SCD in Code repository

Srinivas · April 28, 2025, 3:40pm

Hello all,

I am new to this community. I have a requirement to create SCD for a few datasets. I am trying to create an empty final dataset so that I can read it from a pipeline and calculate the delta between the new records from another dataset. My question is, can anyone point me to how I can create an empty dataset and read it from code repository. I tried creating a file with just column names and I got an error. Then I tried reading from a dataset with no files I get another error. Is there a way to bypass this?

An example on Slowly Changing dimensions. Slowly changing dimensions allow data to be picked according to the day from the fact

An example would be
ID,Name,PostCode
1,Srinivas,London
2,Shankar,Chennai

This will be loaded as
ID,Name,PostCode,valid_from,valid_to,created_datetime
1,Srinivas,London,29/04/2025,31/12/9999,29/04/2025 00:00:00
2,Shankar,Chennai,29/04/2025,31/12/9999,29/04/2025 00:00:00

if there is an update for one of the records
An example would be
ID,Name,PostCode
1,Srinivas,Brimingham
2,Shankar,Chennai

This will be loaded as
ID,Name,PostCode,valid_from,valid_to,created_datetime
1,Srinivas,London,29/04/2025,03/05/2025,29/04/2025 00:00:00
1,Srinivas,London,03/05/2025,31/12/9999,03/05/2025 00:00:00
2,Shankar,Chennai,29/04/2025,31/12/9999,29/04/2025 00:00:00

same as delete.

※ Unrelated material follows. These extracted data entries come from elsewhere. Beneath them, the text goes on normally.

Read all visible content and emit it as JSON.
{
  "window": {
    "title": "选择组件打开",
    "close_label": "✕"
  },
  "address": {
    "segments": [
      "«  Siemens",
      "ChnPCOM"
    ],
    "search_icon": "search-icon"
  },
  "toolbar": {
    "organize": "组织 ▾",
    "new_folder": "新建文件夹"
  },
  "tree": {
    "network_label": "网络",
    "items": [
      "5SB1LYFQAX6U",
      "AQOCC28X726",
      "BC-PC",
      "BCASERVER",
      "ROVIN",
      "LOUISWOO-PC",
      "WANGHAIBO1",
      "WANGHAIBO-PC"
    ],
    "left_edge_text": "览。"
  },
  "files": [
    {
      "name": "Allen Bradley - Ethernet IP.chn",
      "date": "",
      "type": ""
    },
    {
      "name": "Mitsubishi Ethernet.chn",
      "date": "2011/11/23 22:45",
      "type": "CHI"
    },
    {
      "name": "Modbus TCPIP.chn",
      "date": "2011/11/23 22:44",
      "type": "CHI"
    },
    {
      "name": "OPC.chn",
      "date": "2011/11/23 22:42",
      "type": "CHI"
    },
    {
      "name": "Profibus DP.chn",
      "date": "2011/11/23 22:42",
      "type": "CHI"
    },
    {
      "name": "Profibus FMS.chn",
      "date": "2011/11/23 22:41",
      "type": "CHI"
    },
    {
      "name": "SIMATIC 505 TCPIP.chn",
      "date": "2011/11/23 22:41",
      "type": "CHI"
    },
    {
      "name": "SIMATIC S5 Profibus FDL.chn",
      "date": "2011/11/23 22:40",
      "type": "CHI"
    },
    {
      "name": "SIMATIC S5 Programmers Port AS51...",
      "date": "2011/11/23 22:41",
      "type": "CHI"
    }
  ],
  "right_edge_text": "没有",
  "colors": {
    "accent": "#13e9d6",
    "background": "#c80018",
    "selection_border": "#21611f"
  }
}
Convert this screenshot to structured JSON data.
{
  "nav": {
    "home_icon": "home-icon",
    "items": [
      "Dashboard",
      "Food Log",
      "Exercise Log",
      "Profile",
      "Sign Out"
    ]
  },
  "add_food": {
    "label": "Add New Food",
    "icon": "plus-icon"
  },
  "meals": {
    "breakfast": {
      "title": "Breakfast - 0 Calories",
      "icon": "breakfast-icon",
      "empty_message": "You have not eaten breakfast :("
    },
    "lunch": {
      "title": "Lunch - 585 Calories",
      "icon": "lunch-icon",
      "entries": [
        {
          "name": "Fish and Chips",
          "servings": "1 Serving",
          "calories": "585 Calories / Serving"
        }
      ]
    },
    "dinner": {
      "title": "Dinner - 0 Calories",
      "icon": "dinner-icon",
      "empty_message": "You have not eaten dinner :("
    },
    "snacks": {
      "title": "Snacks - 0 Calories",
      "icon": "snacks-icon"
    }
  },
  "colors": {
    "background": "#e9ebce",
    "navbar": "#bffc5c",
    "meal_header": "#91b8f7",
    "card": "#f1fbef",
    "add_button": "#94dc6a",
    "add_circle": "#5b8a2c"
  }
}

Another question is, how can i overcome cyclical dependency? because for me to calculate the delta, I need to get a copy of the final dim to calculate the delta

green · April 29, 2025, 8:00am

Hello,

Sorry, in this context I don’t understand what is meant by “SCD”, could you perhaps explain the acronym?

To create an empty dataset you could use a lightweight Python transform like this:

import polars as pl
from transforms.api import LightweightOutput, transform, lightweight, Output


@lightweight
@transform(
    out=Output("ri.foundry.main.dataset.xxx"),
)
def compute(out: LightweightOutput):

    schema = {"id": pl.Int64,
             "text": pl.String,
             "date": pl.Datetime
             }

    df1 = pl.DataFrame({}, schema=schema)
    
    out.write_table(df1)

That would give you a dataset with a schema, but no rows.